Railway station in New Zealand

Porirua railway station is an important intermediate station in New Zealand on the Kāpiti Line from Wellington and is part of Wellington's Metlink suburban rail network operated by Transdev Wellington.

The island platform urban railway station is on a double track section of the North Island Main Trunk which was opened in 1885 as a single main line on the alignment of today's Down (southbound) line. There is subway access to Porirua city centre and bus stops serving the Porirua area.

== Services ==
Porirua is served by electric multiple units owned by Greater Wellington Regional Council and operated on its behalf by Transdev.

Porirua is served by Kāpiti Line commuter trains operated by Transdev Wellington under the Metlink brand operating between Wellington and Porirua or Waikanae. Services are operated by electric multiple units of the FT/FP class (Matangi). Two diesel-hauled carriage trains, the Capital Connection and the Northern Explorer, pass through the station but do not stop.

Off-peak trains stop at all stations between Wellington and Waikanae. During peak periods, trains from Wellington that stop at all stations may terminate at Porirua or Plimmerton and return to Wellington while a number of peak services run express between Wellington and Porirua.

Travel times by train are twenty-one minutes to Wellington, and thirty-nine minutes to Waikanae.

Trains run every twenty minutes during daytime off-peak hours, more frequently during peak periods, and less frequently at night.
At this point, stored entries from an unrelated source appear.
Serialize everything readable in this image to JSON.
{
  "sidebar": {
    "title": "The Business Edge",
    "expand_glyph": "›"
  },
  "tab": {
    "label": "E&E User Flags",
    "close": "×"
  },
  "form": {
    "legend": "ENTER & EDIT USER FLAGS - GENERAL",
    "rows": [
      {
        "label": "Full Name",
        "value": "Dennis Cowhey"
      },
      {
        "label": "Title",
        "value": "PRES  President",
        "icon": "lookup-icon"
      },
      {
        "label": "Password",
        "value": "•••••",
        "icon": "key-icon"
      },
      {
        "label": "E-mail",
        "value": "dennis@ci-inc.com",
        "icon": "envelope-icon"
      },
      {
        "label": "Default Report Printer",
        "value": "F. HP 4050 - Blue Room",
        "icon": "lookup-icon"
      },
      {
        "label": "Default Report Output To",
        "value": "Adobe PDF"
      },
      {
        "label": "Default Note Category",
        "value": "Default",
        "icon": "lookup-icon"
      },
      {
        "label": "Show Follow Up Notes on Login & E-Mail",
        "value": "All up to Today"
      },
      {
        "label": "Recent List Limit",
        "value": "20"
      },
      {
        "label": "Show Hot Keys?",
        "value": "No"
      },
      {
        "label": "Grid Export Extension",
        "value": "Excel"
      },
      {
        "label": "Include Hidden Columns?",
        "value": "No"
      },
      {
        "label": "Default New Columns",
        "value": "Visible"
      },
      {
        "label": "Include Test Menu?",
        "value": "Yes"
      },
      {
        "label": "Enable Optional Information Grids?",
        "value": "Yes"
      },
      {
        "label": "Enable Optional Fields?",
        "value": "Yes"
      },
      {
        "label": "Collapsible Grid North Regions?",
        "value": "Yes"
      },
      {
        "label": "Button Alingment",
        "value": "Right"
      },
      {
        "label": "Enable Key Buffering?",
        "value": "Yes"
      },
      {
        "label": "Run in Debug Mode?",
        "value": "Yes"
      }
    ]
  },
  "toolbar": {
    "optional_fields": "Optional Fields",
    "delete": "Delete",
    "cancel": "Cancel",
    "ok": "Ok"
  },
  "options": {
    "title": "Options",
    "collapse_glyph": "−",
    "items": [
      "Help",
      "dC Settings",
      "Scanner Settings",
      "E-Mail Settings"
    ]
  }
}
Before July 2018, off-peak passenger train services between Wellington and Waikanae stopping at Porirua ran every thirty minutes but were increased to one every twenty minutes from 15 July 2018.
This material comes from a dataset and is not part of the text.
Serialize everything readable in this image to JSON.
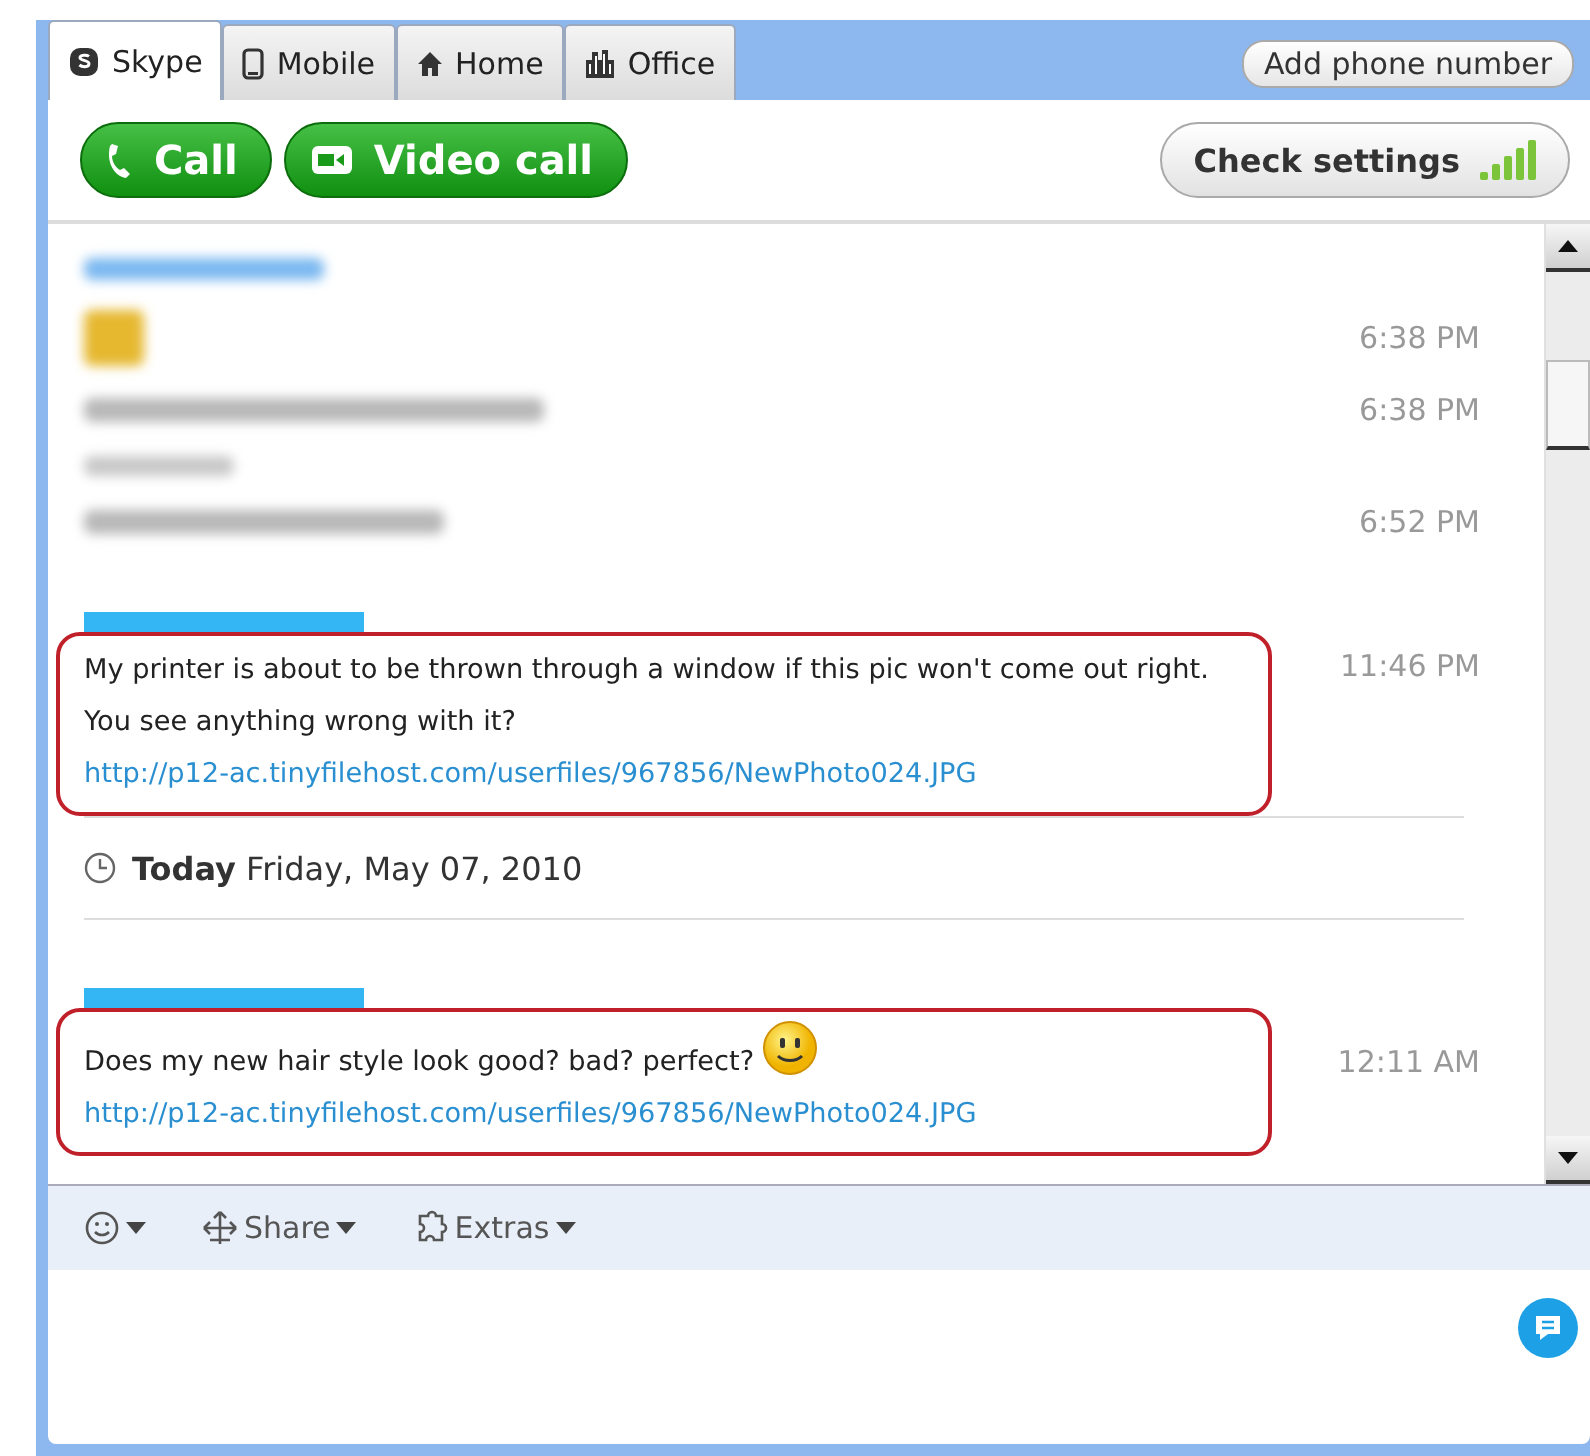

The station is the hub for bus services west to Titahi Bay and east to Porirua East and Ascot Park. Hoy wrote in 1968 that the importance of Porirua
is shown by the activity of arriving and departing trains and the fact that nearly half the weekday services terminate there. A goods shed and lengthy yard is available for local industries. A casual observer will perhaps wonder where the City obtains its importance until he looks at the line of buses both private and N.Z.R. waiting to take passengers on to Porirua East and Titahi Bay. Well over 1,000,000 passengers are brought to the station annually on the Government buses alone. Porirua station is of modern design with a glassed-in ticket office and waiting room at the northern end, while subways link the two bus stands on each side of the track.

In 2010–11 improvements costing over $1 million were made to the station building, platforms etc.

In 2014 it was described as, "the region's second busiest station".

On 10 March 2014, work, expected to take 3 months, started on improvements to the southern part of the commuter parking. Further expansion in 2015 brought the park and ride provision to 480, with 172 to be added in 2017. Car parking is free, whereas fares on connecting local buses were $2 in 2017.

== History ==
The line was built by the Wellington and Manawatu Railway Company (WMR), and the section via Johnsonville through Porirua to Paremata was opened on 24 September 1885. The line was taken over by the government in 1908, and electrified in 1940 after the opening of the Tawa Flat deviation. Electrification allowed the replacement of steam locomotives with ED class electric locomotives, purchased for use on this line and first introduced in 1938, to haul passenger and goods trains. DM/D electric multiple units first ran to Porirua on 5 September 1949 and replaced the majority of locomotive-hauled passenger trains.

The line was double tracked from Tawa to Porirua on 15 December 1957, and the new island-platform Porirua station opened when the Porirua-Paremata doubling and deviations were opened by the Minister of Railways north to Mana on 7 November 1960, which had been authorised by the Finance Act 1958.

Shortly after the release of the film Goodbye Pork Pie in 1981, a car got stuck in the station's pedestrian subway after the driver tried to imitate the Wellington railway station chase scene.